The intrinsic credit risk of the instruments we see on the market doesn't change just because you issue it on a blockchain, but there are other technical risks such as disruption of the blockchain or smart contracts. The risks are primarily technological.

Can you tell us more about Moody's involvement in the blockchain industry? How many people are working on this, and what is your vision for this industry?

Moody's has been involved in blockchain for several years. From the outset, we didn't want only a handful of analysts to master these subjects while the rest of the company didn't know what we were talking about.

That's why we set up a cross-functional organisation to enable every analyst to build up their skills on the subject.

We work mainly with financial institutions and have started to rate digital bonds issued by financial companies and government entities. We are rating new instruments such as tokenised money market funds, and this range of products will continue to grow.

What topics do you work on on a daily or weekly basis? Do you tend to rate tokenised products? Do you plan to explore these topics further?
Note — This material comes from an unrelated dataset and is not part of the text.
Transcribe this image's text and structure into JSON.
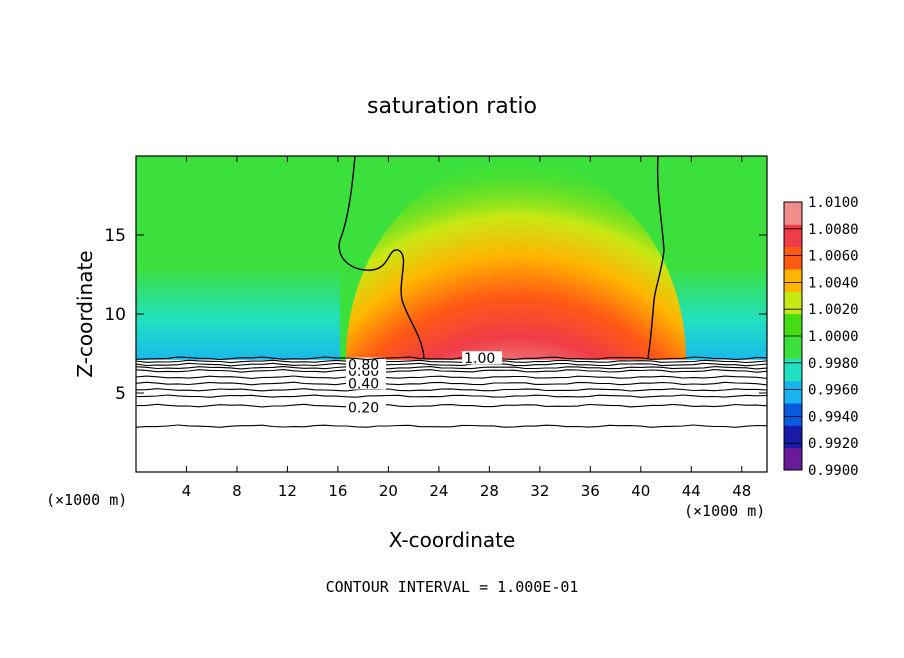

Rating is our core business, but it's not the only thing we do. We are also involved in research to understand new technologies, which translates into the publication of reports, research articles and podcasts.

We have seen many financial institutionslike BlackRock enter this space over the past 18 months, and recently the SEC gave the green light to spot ETFs. Do you think the only way to democratise crypto is to build a bridge with traditional finance and the traditional economy?

We are convinced that the cryptocurrency market and decentralised DeFi finance will complement, not replace, the traditional financial system. DeFi and what is known as TradFi will coexist and cooperate synergistically, and we are already seeing some applications today such as with Morpho and Aave.

The idea that DeFi can stand alone is outdated. Traditional financial institutions are entering DeFi, we see it with BlackRock, JP Morgan or Société Générale and these two universes are destined to work together.